|Finger flutings from the Cave of 100 Mammoths, Dordogne, France |
that were potentially made by children between the ages of 3 and 7
Yet how can the age and gender be extracted from a collection of ochre and charcoal markings that are tens, possibly hundreds of thousands of years old? Finger flutings are a type of marking made in soft surfaces on a cave wall, such as an outcrop of clay, in a style akin to finger painting. Archaeologists, led by Dr Leslie van Gelder of Walden University in the US, analysed 13,000 year old rock art from the Cave of 100 Mammoths in the Dordogne Region of France, which contained, amongst other things, numerous finger flutings.
These are often marshalled into forms of giant, Ice Age mammals, particularly mammoths. Every year, thousands of people flock to see the ancient art. 'Flutings made by children appear in every chamber throughout the caves,' said archaeologist Jess Cooney. Cooney believes that a particular section of the caves were reserved for children's artwork. All the flutings were relatively crude and lacked the colouration often seen in more accomplished artists.
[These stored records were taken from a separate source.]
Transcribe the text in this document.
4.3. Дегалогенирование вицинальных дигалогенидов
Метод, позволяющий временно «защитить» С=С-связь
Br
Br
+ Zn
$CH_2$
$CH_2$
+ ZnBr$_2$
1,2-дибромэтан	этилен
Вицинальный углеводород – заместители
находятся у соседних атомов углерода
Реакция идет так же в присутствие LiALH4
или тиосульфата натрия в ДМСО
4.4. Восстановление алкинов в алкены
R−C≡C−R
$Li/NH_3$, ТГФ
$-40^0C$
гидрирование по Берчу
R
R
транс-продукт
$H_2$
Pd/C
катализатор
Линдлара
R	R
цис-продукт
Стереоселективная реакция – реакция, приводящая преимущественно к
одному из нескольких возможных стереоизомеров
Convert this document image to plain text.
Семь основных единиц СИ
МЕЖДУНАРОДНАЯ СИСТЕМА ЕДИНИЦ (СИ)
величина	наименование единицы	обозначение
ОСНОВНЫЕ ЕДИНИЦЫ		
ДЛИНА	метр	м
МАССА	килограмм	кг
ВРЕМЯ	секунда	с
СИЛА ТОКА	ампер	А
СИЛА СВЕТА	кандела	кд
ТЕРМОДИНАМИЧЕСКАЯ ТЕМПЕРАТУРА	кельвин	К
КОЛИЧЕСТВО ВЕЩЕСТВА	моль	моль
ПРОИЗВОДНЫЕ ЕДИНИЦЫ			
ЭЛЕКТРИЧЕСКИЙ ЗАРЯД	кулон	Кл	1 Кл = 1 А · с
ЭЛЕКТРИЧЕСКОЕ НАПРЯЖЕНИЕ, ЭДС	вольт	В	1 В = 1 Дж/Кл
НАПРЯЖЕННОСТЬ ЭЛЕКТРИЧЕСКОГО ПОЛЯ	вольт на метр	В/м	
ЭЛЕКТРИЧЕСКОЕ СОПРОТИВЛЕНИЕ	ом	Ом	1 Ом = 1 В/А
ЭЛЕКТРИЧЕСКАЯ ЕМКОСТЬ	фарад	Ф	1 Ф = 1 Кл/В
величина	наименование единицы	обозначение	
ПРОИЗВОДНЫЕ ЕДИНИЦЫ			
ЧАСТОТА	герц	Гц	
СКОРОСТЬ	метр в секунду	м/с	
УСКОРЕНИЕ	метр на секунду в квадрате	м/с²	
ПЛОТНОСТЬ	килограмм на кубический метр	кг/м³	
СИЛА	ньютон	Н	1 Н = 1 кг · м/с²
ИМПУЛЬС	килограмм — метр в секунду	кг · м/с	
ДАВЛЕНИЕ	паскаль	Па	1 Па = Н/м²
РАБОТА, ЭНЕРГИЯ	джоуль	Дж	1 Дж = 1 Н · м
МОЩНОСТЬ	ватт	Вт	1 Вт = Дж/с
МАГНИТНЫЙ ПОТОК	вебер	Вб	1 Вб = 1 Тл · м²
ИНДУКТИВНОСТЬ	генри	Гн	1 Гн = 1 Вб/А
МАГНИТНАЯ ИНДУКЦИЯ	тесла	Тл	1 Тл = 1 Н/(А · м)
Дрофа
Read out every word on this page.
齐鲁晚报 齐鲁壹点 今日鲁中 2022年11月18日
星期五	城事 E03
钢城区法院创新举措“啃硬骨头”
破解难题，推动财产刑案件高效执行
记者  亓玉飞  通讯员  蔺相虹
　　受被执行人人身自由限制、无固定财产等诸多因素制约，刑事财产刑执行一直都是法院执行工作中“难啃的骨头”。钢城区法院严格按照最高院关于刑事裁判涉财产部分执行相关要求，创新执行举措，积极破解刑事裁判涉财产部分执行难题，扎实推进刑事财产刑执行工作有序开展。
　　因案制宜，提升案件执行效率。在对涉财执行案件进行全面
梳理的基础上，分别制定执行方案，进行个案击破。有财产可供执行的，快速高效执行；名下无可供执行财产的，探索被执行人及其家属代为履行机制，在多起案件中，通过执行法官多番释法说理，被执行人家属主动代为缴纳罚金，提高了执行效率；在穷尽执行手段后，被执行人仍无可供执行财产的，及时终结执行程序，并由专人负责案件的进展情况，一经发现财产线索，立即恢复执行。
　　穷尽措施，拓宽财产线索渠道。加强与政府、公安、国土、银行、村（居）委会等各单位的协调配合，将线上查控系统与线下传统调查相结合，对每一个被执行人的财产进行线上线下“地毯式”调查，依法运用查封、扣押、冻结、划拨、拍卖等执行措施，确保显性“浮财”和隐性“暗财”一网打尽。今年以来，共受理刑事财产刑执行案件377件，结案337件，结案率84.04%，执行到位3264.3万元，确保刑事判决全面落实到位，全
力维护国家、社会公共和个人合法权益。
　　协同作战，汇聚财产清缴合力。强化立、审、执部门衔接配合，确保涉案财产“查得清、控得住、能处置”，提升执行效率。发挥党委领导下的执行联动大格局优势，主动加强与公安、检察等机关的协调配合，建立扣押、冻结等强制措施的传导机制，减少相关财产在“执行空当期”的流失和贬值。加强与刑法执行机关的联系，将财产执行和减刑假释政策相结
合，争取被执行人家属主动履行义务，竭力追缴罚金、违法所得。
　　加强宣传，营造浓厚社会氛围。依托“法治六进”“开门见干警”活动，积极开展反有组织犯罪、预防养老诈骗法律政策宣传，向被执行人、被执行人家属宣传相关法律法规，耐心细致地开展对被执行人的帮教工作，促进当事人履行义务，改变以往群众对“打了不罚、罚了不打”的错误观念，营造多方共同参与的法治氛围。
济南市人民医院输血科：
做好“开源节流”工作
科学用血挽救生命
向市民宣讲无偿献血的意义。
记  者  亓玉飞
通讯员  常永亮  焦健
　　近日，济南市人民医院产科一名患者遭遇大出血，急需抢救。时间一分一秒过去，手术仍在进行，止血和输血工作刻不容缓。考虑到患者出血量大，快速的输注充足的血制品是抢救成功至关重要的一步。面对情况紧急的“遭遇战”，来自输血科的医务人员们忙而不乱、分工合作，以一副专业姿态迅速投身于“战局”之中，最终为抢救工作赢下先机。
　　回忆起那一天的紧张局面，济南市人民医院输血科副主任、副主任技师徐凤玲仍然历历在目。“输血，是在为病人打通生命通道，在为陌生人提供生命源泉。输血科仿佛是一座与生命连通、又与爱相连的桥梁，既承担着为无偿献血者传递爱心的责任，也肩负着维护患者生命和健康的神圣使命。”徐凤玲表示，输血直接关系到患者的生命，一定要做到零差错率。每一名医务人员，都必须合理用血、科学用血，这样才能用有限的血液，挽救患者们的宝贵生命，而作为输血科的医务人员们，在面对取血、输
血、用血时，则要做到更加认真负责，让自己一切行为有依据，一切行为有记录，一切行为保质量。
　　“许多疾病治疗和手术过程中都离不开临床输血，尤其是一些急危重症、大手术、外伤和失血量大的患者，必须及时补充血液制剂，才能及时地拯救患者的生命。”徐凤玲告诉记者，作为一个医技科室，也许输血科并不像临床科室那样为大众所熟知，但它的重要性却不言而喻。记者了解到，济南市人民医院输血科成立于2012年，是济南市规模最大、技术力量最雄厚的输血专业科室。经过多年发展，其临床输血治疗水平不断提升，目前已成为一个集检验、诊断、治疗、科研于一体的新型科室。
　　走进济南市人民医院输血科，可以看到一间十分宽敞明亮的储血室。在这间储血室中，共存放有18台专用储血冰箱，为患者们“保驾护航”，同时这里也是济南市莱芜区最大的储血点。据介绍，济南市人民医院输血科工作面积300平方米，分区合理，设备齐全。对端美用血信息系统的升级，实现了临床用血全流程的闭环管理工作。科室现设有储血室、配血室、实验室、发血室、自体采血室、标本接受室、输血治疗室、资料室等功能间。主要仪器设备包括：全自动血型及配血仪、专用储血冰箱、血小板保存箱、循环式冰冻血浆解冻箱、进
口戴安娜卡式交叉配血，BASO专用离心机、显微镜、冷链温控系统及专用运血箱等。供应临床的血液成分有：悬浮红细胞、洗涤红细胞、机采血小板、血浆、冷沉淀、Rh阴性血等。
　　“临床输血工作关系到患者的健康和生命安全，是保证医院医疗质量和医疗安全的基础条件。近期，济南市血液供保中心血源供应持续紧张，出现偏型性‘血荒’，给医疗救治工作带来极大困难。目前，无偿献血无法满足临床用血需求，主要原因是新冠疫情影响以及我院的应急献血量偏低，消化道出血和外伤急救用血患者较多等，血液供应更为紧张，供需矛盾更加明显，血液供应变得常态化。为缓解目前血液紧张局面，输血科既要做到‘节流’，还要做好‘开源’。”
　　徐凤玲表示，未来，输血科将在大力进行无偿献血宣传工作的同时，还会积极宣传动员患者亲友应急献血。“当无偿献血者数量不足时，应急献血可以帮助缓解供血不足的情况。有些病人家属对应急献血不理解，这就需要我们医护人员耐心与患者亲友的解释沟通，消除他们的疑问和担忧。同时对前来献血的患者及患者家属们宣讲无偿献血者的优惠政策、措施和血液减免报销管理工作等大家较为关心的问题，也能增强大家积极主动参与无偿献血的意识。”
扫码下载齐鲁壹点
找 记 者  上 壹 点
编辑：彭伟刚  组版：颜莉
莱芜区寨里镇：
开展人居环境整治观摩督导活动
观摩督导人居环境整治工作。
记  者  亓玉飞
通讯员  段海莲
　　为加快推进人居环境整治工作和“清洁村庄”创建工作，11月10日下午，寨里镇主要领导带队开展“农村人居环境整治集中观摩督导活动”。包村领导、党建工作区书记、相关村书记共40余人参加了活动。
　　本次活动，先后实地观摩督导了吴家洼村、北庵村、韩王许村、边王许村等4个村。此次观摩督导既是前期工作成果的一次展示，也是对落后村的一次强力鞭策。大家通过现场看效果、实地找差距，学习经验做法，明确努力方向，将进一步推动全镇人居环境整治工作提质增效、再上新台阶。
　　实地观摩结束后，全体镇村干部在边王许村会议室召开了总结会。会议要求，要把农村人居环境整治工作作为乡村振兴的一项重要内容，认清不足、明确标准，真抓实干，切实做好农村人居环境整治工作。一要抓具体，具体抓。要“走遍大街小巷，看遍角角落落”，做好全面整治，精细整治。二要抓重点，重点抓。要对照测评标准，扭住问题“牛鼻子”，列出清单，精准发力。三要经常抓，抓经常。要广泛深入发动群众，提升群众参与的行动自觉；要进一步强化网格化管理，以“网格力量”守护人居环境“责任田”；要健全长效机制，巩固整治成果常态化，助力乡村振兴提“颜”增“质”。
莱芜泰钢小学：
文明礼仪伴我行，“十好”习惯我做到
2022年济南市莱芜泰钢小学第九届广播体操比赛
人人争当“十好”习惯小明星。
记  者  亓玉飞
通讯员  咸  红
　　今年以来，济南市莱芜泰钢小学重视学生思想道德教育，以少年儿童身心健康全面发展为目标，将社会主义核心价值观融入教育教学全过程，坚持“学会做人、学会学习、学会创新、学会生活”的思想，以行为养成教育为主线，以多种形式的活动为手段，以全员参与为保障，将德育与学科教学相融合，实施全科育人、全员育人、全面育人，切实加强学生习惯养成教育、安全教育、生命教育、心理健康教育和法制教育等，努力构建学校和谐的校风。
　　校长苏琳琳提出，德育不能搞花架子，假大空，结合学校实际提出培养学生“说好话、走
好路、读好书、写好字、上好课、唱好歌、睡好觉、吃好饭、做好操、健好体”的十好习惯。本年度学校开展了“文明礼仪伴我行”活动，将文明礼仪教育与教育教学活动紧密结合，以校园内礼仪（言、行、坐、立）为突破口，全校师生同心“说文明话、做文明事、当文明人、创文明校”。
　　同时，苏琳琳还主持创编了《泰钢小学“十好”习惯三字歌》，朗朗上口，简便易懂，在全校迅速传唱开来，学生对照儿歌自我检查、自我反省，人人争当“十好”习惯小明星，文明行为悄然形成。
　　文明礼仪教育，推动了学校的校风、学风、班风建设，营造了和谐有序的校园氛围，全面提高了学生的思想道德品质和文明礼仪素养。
Across the flutings, the team were able to identify four individual child artists with an age range of 3 to 7. The most prolific artist, according to Cooney, was a 5 year old girl. While we can never be certain whether the art was for ritualistic purposes or simply to pass the time, the age range offers an interesting perspective. The results from this study can be re-applied to prehistoric galleries across the world, giving archaeologists a way to make a rough differentiation between the artists' ages, and subsequently, their purpose.